Effects of confinement on thermal stability and folding kinetics in a simple Ising-like model

In cellular environment, confinement and macromulecular crowding play an important role on thermal stability and folding kinetics of a protein. We have resorted to a generalized version of the Wako-Saito-Munoz-Eaton model for protein folding to study the behavior of six different protein structures confined between two walls. Changing the distance 2R between the walls, we found, in accordance with previous studies, two confinement regimes: starting from large R and decreasing R, confinement first enhances the stability of the folded state as long as this is compact and until a given value of R; then a further decrease of R leads to a decrease of folding temperature and folding rate. We found that in the low confinement regime both unfolding temperatures and logarithm of folding rates scale as R-{\gamma} where {\gamma} values lie in between 1.42 and 2.35.

💡 Research Summary

In this work the authors investigate how spatial confinement influences the thermal stability and folding kinetics of proteins by employing a generalized version of the Wako‑Saito‑Muñoz‑Eaton (WSME) model, an Ising‑like statistical‑mechanical description of protein folding. Six systems are examined: three idealized structures (a ten‑residue α‑helix, a two‑strand β‑sheet and a three‑strand β‑sheet) and three real proteins (a three‑helix bundle (PDB 1PRB), protein G (PDB 2GB1) and the C‑terminal β‑hairpin of protein G). The proteins are confined between two perfectly repulsive parallel walls separated by a distance 2R, and the effect of varying R is studied.

The WSME model represents each residue by a binary variable m_k (1 = native, 0 = unfolded). Native contacts contribute a negative energy –ε_ij only when all residues between i and j are also native. The Hamiltonian includes these contact terms and, when a force is applied, a term proportional to the end‑to‑end length L. To incorporate confinement, the authors introduce the concept of an “effective length”, i.e., the distance between the two farthest residues in a given configuration. For each native stretch they compute the maximal and minimal possible extensions (p_max and p_min) and embed Heaviside step functions into the recursive calculation of the constrained partition function. Translational freedom is accounted for by moving the cage relative to the N‑terminus and summing over all admissible positions, thereby correctly counting configurations that differ only by overall translation.

Thermodynamic quantities (Helmholtz free energy, specific heat, average fraction of native residues) are computed for a wide range of cage sizes, from just above the minimal unfolded length (~4 Å) up to twice the fully extended length. Two confinement regimes emerge. In the “weak confinement” regime (2R > L_N^eff, where L_N^eff is the effective length of the native state), the cage excludes the most expanded conformations of the unfolded basin while still accommodating the folded structure. This reduces conformational entropy, stabilizing the native basin relative to the unfolded basin. The effect is structure‑dependent: the three‑helix bundle shows modest stabilization of both native and unfolded basins, with a slightly larger gain for the native state; the β‑hairpin of protein G experiences destabilization of both basins, the unfolded one more strongly; the ideal α‑helix, whose unfolded effective length exceeds its native effective length, shows essentially no stabilization. In the “strong confinement” regime (2R < L_N^eff) the cage becomes too small even for the native conformation, leading to a sharp decrease in the folding temperature.

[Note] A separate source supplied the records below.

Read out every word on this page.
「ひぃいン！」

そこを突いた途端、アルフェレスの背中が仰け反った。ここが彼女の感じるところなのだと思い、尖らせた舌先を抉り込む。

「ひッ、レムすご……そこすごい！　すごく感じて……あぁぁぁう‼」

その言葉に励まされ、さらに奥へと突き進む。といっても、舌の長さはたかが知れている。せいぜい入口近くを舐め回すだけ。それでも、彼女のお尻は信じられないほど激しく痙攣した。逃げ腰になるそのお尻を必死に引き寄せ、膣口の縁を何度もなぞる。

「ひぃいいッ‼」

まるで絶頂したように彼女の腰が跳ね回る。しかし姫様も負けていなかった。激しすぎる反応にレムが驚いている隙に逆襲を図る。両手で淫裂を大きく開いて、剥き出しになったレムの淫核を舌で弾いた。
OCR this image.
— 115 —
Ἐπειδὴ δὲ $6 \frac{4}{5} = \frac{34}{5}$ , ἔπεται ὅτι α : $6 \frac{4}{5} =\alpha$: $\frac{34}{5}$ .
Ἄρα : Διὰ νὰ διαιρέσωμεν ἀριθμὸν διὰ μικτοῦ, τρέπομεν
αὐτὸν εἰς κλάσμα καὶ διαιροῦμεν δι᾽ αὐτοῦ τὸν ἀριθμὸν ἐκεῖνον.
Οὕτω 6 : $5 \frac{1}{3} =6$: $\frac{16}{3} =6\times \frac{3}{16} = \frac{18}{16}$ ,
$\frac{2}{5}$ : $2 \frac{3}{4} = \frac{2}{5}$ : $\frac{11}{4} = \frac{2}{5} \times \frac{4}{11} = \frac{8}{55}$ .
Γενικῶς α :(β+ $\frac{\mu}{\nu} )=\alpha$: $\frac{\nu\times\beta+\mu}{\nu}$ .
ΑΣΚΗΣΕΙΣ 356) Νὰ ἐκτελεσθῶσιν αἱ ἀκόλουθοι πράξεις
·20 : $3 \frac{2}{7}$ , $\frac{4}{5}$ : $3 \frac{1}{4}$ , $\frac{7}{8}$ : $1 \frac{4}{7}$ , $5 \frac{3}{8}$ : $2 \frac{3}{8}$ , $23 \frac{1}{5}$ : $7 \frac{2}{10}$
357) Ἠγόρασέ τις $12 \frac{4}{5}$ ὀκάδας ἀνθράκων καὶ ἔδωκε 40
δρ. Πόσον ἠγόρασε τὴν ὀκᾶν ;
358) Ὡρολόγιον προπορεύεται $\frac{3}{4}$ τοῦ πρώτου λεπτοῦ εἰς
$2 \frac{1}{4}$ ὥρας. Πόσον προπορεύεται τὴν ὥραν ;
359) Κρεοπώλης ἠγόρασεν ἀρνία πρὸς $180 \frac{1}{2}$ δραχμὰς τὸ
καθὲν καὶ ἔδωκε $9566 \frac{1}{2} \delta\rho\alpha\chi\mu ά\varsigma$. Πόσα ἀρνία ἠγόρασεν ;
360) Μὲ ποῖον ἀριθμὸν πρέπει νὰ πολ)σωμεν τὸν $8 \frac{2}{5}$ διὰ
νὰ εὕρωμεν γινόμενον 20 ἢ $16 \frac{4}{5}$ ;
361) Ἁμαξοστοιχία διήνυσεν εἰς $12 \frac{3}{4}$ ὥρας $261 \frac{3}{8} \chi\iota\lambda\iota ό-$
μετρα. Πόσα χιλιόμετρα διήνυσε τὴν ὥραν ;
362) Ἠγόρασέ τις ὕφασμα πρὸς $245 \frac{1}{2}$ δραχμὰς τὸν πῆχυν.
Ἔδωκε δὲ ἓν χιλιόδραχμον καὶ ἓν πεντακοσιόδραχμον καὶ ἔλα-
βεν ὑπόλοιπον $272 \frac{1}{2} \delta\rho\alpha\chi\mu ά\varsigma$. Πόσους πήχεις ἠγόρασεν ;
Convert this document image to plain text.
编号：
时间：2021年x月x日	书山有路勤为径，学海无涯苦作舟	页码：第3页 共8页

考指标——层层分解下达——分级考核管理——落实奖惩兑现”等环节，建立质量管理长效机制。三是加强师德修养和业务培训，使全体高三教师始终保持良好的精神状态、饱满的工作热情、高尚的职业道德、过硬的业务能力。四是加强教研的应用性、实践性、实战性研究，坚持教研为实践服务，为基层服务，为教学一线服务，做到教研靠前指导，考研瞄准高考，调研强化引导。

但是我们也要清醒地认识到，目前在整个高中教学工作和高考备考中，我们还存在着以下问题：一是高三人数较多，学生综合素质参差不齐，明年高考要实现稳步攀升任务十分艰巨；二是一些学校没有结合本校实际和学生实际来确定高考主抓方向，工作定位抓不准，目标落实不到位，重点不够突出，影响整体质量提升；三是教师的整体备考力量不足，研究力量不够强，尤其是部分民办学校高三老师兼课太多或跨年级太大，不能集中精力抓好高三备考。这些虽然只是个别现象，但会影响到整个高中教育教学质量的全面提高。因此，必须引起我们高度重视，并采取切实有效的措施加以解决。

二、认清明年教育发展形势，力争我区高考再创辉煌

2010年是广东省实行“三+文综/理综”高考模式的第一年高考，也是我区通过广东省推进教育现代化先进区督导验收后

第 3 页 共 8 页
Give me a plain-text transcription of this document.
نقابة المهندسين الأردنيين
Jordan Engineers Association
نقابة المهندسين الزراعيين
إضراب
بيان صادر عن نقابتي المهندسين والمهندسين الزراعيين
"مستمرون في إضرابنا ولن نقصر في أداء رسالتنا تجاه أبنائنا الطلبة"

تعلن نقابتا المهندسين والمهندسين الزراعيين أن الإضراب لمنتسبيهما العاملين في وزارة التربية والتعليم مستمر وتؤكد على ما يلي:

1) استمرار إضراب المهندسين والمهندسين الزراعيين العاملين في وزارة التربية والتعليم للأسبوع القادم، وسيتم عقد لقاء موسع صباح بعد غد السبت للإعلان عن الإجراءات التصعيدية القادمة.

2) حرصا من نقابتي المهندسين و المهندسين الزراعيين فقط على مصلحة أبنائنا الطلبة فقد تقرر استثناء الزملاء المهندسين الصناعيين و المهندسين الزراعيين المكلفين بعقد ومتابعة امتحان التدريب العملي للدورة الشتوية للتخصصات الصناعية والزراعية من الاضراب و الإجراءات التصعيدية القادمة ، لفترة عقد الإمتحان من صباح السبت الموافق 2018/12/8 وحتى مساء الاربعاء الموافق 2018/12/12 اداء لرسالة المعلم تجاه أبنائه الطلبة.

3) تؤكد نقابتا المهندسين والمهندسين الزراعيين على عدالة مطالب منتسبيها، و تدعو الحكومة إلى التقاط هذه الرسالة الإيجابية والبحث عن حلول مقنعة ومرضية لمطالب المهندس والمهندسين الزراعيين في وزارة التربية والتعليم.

Kinetic analysis is performed via Monte‑Carlo simulations that measure the folding rate k_f as a function of R. Both the shift in folding temperature ΔT_f and the logarithm of the folding rate ln k_f follow a power‑law dependence on the cage size, ΔT_f ∝ R^–γ and ln k_f ∝ R^–γ. The exponent γ varies between 1.42 and 2.35 across the six systems. These values lie between the theoretical predictions for an ideal Gaussian chain (γ = 2) and for an excluded‑volume chain (γ ≈ 5/3 in one dimension, 15/4 in three dimensions), and are consistent with previous simulation studies that reported γ ≈ 3.25 for a cylindrical cage. The spread of γ reflects the interplay of native compactness, contact network topology, and the translational entropy contribution.

The paper’s main contributions are: (1) a rigorous extension of the exactly solvable WSME model to include hard‑wall confinement, preserving analytical tractability; (2) a quantitative demonstration that confinement can both enhance and suppress protein stability and folding rates, depending on the relative size of the cage and the native structure; (3) the identification of a scaling regime for folding thermodynamics and kinetics with exponents that bridge existing theoretical and experimental results. These findings deepen our understanding of how cellular crowding and confinement—such as in ribosomal exit tunnels, chaperonin cavities, or synthetic nanopores—modulate protein folding, and they provide a useful framework for interpreting experiments that probe folding under nanoconfinement.